Data comparison with other series
We believe the medial cuneiform opening wedge osteotomy should still be performed in older children once the ossific nucleus is well-defined, for a better correction of forefoot adduction deformities. Addressing the medial side for older children may have the benefit of handling the following issues: (1) the abductor hallucis longus, which can be a deforming force; (2) cavus component of the deformity is often present, thus the ability to perform a plantar fascia release from the medial side; (3) a Z-plasty can be performed at the medial scar if the previous scar is contributing to the deformity; (4) performing a medial cuneiform—1st metatarsal capsulotomy which may help correct the forefoot adduction deformity; (5) lengthening the medial column with an opening wedge medial cuneiform osteotomy may improve long-term results in the older child (> 4 years of age); and (6) as noted by Ponseti [16
], the anterior tibial tendon can often be a supination deforming force, therefore, the anterotibial tendon transfer to the mid-foot (Garceau procedure) at the time of the double-tarsal osteotomy can be performed [16
The minimal access was an added advantage to our procedure whereby only a small lateral incision was made for cuboidal wedge osteotomy. Using the same approach, the trans-midfoot osteotomy was subsequently performed under an image intensifier using a Kirschner wire and osteotome. This ensured minimal disruption to the soft tissue on the medial side of the foot.

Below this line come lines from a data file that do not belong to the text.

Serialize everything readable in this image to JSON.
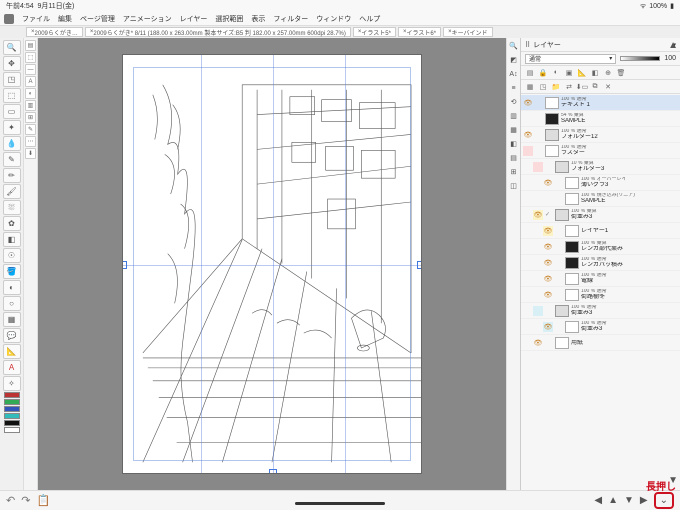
{
  "status": {
    "time": "午前4:54",
    "date": "9月11日(金)",
    "battery": "100%"
  },
  "menu": [
    "ファイル",
    "編集",
    "ページ管理",
    "アニメーション",
    "レイヤー",
    "選択範囲",
    "表示",
    "フィルター",
    "ウィンドウ",
    "ヘルプ"
  ],
  "tabs": {
    "t1": "2009らくがき…",
    "t2": "2009らくがき* 8/11 (188.00 x 263.00mm 製本サイズ:B5 判 182.00 x 257.00mm 600dpi 28.7%)",
    "t3": "イラスト5*",
    "t4": "イラスト6*",
    "t5": "キーバインド"
  },
  "panel": {
    "title": "レイヤー",
    "mode": "通常",
    "opacity": "100"
  },
  "layers": [
    {
      "vis": "👁",
      "mode": "100 % 通常",
      "name": "テキスト 1",
      "sel": true
    },
    {
      "vis": "",
      "mode": "54 % 乗算",
      "name": "SAMPLE",
      "thumb": "dark"
    },
    {
      "vis": "👁",
      "mode": "100 % 通常",
      "name": "フォルダー12",
      "thumb": "folder"
    },
    {
      "vis": "",
      "mode": "100 % 通常",
      "name": "ラスター",
      "notch": "pink"
    },
    {
      "vis": "",
      "mode": "10 % 乗算",
      "name": "フォルダー3",
      "thumb": "folder",
      "notch": "pink",
      "indent": 1
    },
    {
      "vis": "👁",
      "mode": "100 % オーバーレイ",
      "name": "薄いグラ3",
      "indent": 2
    },
    {
      "vis": "",
      "mode": "100 % 焼き込み(リニア)",
      "name": "SAMPLE",
      "indent": 2
    },
    {
      "vis": "👁",
      "mode": "100 % 乗算",
      "name": "街並み3",
      "thumb": "folder",
      "notch": "yellow",
      "indent": 1,
      "check": true
    },
    {
      "vis": "👁",
      "mode": "",
      "name": "レイヤー1",
      "notch": "yellow",
      "indent": 2
    },
    {
      "vis": "👁",
      "mode": "100 % 乗算",
      "name": "レンガ部代案み",
      "thumb": "dark",
      "indent": 2
    },
    {
      "vis": "👁",
      "mode": "100 % 通常",
      "name": "レンガパッ積み",
      "thumb": "dark",
      "indent": 2
    },
    {
      "vis": "👁",
      "mode": "100 % 通常",
      "name": "電線",
      "indent": 2
    },
    {
      "vis": "👁",
      "mode": "100 % 通常",
      "name": "街路樹冬",
      "indent": 2
    },
    {
      "vis": "",
      "mode": "100 % 通常",
      "name": "街並み3",
      "thumb": "folder",
      "notch": "blue",
      "indent": 1
    },
    {
      "vis": "👁",
      "mode": "100 % 通常",
      "name": "街並み3",
      "notch": "blue",
      "indent": 2
    },
    {
      "vis": "👁",
      "mode": "",
      "name": "用紙",
      "indent": 1
    }
  ],
  "annotation": "長押し"
}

Numerous types of osteotomies and their combinations have previously been described for correction of forefoot adduction and midfoot supination. Johanning in 1958 described wedge resection and enucleation of the cuboid to shorten the lateral column, followed by manipulation and casting as treatment of resistant clubfoot [9
]. Lengthening of the short medial column had also been described by Hofmann et al. where medial wedge cuneiform osteotomy corrected the forefoot adduction but did not easily address the supination [8
In 1991, McHale and Lenhart [14
] first described the combination of a shortening osteotomy of cuboid and elongation of cuneiform. Supported by cadaveric study, they suggested the cuboid closing wedge corrected the midfoot, whereas the cuboid and cuneiform osteotomies both contributed to the correction in the forefoot [14
]. Kose et al., using cadaveric and clinical studies, reported a combination of three procedures namely transmidtarsal, closing cuboidal, and opening cuneiform wedge osteotomy [10
]. The added advantage of the trans-midfoot procedure was to allow correction of the rotational component as it was centered at the apex of the deformity. Therefore, these combinations allowed corrections of three planes to be made simultaneously. However, this method did not address the residual hindfoot varus. Pohl and Nicol adapted the technique by exiting the osteotome at the apex of cuboid osteotomy and reported similar results with a reliable correction of adduction and supination [15
] (Table ).
Lourenco et al. subsequently reported their series of treatment of residual adduction deformity in clubfoot by double osteotomy and advocated that surgery should be reserved for children older than 4 years of age when the medial cuneiform ossific nucleus is well-developed [12
]. Using similar techniques, Gordon et al. [5
] stated a success rate of 90% improvement in both clinical and radiographic evaluation. They, too, recommended that the procedure should be reserved for patients age 5 years or older.
We found the combined closing wedge cuboid and trans-midfoot rotation osteotomy had a low rate of complications and reasonably corrected residual forefoot adduction and midfoot supination. We believe this combination is useful for children younger than 5 years of age in whom a medial cuneiform ossification center is not well-developed.